Existing-home sales rose 1.1 percent in May, going on the mend after a sharp decline in April when home sales fell 2.3 percent, according to the National Association of Realtors. At the same time, low inventory on the market lifted median home prices to $252,800, a new high.


NAR economist Lawrence Yun said in a statement that buyers last month continue to press through the challenging buying environment. “The job market in most of the country in healthy and the recent downward trend in mortgage rates continues to keep buyer interest at a robust level,” he said. “Those able to close on a home last month are probably feeling both happy and relieved.”

Meanwhile, sales of newly-constructed homes also bounced back in May, increasing 2.9 percent to 610,000 units last month. That’s a measurable rebound from April when new-home sales dropped 11 percent.

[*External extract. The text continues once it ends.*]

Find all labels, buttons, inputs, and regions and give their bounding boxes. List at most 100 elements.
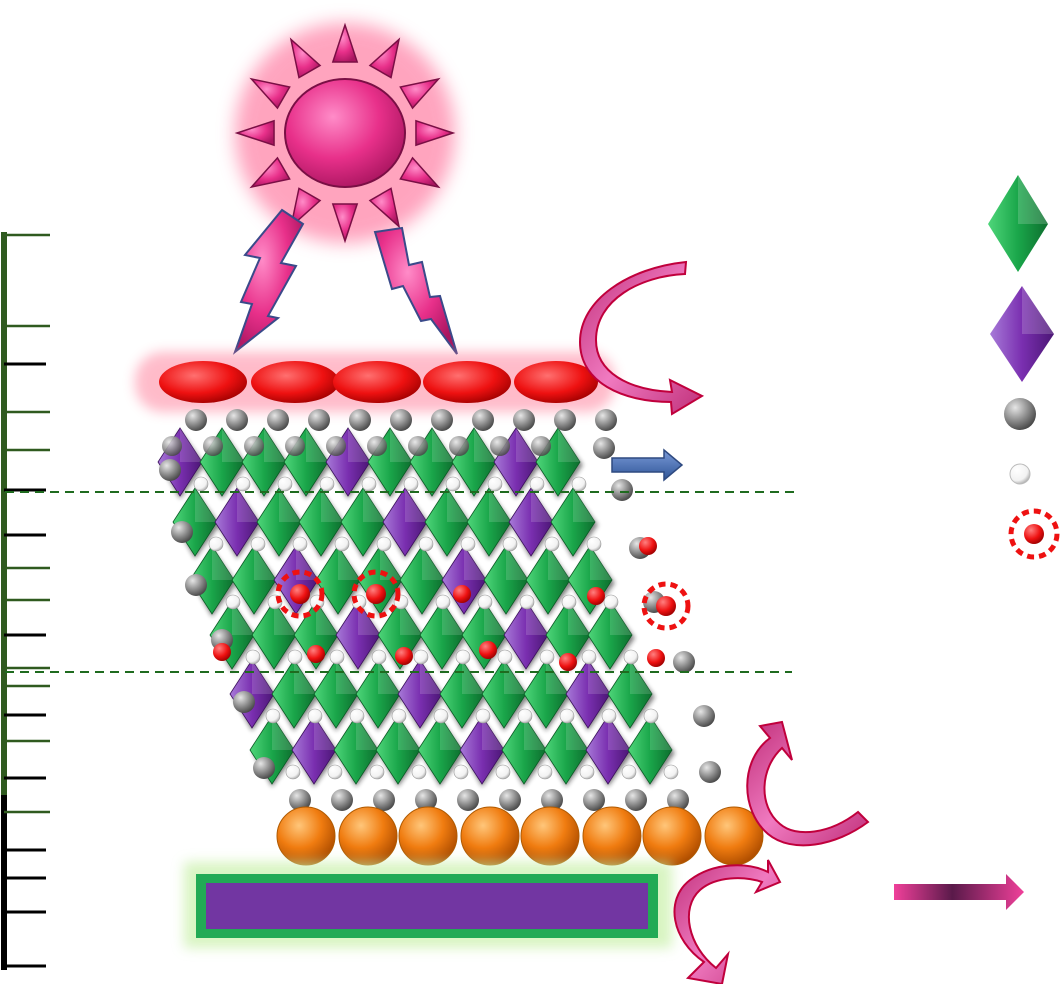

The median sales price for these homes also increased to $345,800, up from $310,200 a month earlier.

While the sales data is encouraging, the increase in housing prices continues to put the squeeze on borrowers. Low mortgage rates will be key to attracting would-be buyers to the market in the near-term.

Listening to the Fed

Without any major economic headlines this week, the market turned its attention to Fedspeak as it looked for Federal Reserve bank presidents in a series of public speeches to offer insight after last week’s anticipated rate hike.

Some central bank presidents expressed concerns that soft inflation would make it difficult for the Fed to reach its 2 percent target, and that waiting until the end of the year to consider more hikes is the best course of actions. Others were concerned about the risks of keeping rates too low for too long.

Consider the indecisive rhetoric par for the course. Fedspeak is often carefully worded and filled with ambiguous statements that yield more questions and speculation.

What we do know is the Fed will meet again in September and has said it wants to raise rates at least one more time this year. It remains to be seen whether that will be in three months or in six when the Fed meets in December.